Lushan Botanical Garden (庐山植物园 (Lúshān zhíwùyuán)), officially Lushan Botanical Garden, Chinese Academy of Sciences, is a botanical garden located within Mount Lu of Jiujiang, Jiangxi province, China. It is the first subtropical mountain botanical garden in China. It was founded on 20 August 1934 by Hu Hsen-Hsu, Ren-Chang Ching, and Chen Fenghuai, under the name Lushan Forest Botanical Garden. Since its founding, its affiliation and name has gone through several changes. Currently, it is under the administration of the Chinese Academy of Sciences and is composed of 13 special parks and is about 300 ha in size, with over 5,000 species of plants, along with 170,000 specimens and over 5,000 plant taxa.

Lushan Botanical Garden is famous for its gymnosperm collection, which had been introduced from 15 countries. There are more than 200 species of Gymnosperms from 11 families and 41 genera within its Pinales special park.

Lushan Botanical Garden is a member of Botanic Gardens Conservation International (BGCI) and the Initiative for Collective Conservation in Chinese Botanical Gardens (ICCBG).

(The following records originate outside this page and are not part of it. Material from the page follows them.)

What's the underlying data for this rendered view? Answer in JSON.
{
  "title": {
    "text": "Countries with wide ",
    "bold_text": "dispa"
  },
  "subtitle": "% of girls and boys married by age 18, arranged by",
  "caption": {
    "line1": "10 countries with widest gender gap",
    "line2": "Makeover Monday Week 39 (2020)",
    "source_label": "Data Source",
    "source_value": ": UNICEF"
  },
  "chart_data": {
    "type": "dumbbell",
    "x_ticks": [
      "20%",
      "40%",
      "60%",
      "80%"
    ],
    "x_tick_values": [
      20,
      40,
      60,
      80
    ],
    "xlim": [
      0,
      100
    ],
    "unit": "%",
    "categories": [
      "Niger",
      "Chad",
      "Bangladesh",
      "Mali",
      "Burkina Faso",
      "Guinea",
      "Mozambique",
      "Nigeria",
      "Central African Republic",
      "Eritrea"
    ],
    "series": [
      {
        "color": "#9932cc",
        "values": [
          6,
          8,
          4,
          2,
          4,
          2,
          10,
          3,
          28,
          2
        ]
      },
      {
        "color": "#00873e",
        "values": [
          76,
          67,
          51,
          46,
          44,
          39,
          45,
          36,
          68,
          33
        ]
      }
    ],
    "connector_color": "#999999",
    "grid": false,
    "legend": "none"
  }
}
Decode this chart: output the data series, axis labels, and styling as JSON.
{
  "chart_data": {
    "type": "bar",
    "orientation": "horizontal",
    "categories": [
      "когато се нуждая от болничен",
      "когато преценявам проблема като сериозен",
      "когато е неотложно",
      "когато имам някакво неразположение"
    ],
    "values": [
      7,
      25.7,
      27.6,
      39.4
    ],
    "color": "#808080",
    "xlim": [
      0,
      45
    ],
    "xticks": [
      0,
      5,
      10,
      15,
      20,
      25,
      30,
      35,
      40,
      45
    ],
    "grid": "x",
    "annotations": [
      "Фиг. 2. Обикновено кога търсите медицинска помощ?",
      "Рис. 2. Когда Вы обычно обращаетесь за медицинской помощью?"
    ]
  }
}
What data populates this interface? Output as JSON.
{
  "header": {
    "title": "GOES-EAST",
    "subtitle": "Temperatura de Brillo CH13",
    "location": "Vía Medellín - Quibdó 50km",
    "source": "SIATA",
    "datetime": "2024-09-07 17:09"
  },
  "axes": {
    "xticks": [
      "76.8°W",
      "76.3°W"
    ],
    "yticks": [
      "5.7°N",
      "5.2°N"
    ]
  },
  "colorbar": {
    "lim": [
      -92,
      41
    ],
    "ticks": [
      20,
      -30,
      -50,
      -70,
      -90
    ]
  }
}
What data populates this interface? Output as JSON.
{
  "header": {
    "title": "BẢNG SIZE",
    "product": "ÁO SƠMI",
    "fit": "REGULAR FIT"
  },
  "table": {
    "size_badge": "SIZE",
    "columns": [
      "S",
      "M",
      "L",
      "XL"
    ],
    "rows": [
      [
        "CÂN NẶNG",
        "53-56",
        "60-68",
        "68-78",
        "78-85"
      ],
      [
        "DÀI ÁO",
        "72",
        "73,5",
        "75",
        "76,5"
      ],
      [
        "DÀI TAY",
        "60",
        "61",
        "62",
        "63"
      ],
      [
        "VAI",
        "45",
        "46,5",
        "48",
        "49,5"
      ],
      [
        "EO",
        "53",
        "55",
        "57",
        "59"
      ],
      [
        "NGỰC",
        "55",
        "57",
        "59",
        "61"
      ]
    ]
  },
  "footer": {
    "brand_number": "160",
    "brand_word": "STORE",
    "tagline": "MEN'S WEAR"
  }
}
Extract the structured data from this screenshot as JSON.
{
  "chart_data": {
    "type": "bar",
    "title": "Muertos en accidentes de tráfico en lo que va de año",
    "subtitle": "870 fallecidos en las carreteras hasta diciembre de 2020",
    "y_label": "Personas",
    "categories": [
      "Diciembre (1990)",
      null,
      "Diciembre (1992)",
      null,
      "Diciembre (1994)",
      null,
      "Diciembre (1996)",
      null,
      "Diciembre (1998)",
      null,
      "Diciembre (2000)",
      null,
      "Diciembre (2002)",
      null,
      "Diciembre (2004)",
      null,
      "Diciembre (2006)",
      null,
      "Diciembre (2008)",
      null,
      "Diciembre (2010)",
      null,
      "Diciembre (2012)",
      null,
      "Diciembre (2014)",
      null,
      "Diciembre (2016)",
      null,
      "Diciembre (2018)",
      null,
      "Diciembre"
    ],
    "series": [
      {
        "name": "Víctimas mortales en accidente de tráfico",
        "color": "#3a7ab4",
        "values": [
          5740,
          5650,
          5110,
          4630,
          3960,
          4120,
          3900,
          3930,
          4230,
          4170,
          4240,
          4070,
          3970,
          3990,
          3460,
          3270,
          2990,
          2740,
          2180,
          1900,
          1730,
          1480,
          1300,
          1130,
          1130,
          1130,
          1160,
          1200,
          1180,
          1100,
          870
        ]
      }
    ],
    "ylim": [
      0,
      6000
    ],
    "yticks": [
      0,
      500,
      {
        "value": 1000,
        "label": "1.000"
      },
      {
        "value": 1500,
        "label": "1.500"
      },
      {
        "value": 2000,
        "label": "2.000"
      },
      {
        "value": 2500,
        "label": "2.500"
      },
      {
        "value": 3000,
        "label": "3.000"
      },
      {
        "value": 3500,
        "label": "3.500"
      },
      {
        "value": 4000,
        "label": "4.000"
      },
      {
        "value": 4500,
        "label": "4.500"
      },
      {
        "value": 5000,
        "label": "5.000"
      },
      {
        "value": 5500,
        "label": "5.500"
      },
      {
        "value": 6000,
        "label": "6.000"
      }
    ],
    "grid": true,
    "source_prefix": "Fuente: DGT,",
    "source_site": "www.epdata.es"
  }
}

The botanical garden currently hosts 140 staff, including 43 doctors and 40 master's degree holders, being mainly from Nanchang University. The garden hosts 800,000 tourists annually.

Within the Botanical Garden also resides the locations for the tomb of Chen Yinke and the "Three Founders tomb" (Hu Hsen-Hsu, Ren-Chang Ching, and Chen Fenghuai), both of which are protected cultural relics.